State v. C.M., 2016AP1321, 1/18/17, District 2 (one-judge decision; ineligible for publication); case activity

After charging J.M. in juvenile court with crimes ranging from child sexual assault to disorderly conduct, the State sought to waive J.M. into adult court by arguing that Lincoln Hills was not an appropriate place for C.M. because, according to the recent news reports, it is so awful. The circuit court cited the news reports in granting waiver. That was error, but it’s harmless because there are other facts in the record supporting the waiver decision.

At the waiver hearing the State argued there is “a cloud over Lincoln Hills,” citing DOJ’s investigation of physical and sexual abuse there and recent news reports about the inhumane treatment of juveniles, and a county case manager testified there is “somewhat of a moratorium” on using the facility. (¶4). The deputy superintendent for Lincoln Hills, however, testified at the hearing that they were cooperating with the investigation, rectifying the problems, and continuing to provide the same programming services they always have. (¶¶6-7).

In ordering waiver the circuit court followed the State’s lead and cited the news reports as well as information it heard about another county removing its juveniles from the facility. (¶4). But the news articles and the court’s personal knowledge were not facts in evidence, so the court erroneously exercised its discretion in considering that information. (¶8). The error’s harmless, though, because the waiver decision is sustainable as a proper exercise of discretion.

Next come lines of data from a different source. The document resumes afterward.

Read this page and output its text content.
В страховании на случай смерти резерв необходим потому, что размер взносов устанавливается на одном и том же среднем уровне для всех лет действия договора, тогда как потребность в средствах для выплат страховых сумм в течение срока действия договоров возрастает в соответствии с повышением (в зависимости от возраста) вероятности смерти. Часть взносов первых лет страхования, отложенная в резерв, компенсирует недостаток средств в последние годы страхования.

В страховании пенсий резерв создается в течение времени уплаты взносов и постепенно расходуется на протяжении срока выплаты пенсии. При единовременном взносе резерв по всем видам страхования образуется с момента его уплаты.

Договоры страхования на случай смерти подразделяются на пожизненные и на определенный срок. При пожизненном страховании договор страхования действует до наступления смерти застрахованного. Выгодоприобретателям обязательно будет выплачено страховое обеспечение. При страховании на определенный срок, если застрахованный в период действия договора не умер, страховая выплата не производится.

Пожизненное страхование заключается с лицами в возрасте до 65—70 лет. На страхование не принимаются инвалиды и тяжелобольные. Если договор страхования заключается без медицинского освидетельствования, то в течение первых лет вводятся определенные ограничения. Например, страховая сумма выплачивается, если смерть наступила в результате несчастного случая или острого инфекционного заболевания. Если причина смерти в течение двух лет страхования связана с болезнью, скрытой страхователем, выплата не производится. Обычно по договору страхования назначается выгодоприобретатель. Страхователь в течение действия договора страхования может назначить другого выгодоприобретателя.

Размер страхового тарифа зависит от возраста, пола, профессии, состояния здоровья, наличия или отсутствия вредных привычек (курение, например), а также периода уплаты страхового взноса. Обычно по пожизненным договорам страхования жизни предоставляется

The circuit court considered all the relevant waiver factors under § 938.18(5) and emphasized, as it is allowed to do, the type and seriousness of the offenses, the adequacy and suitability of services available for the treatment of C.M. and the protection of the public, and the short period of time left in the juvenile system. G.B.K. v. State, 126 Wis. 2d 253, 260, 376 N.W.2d 385 (Ct. App. 1985). The evidence in the record supported the circuit court’s conclusions on these factors, so the waiver decision is affirmed. (¶¶9-11).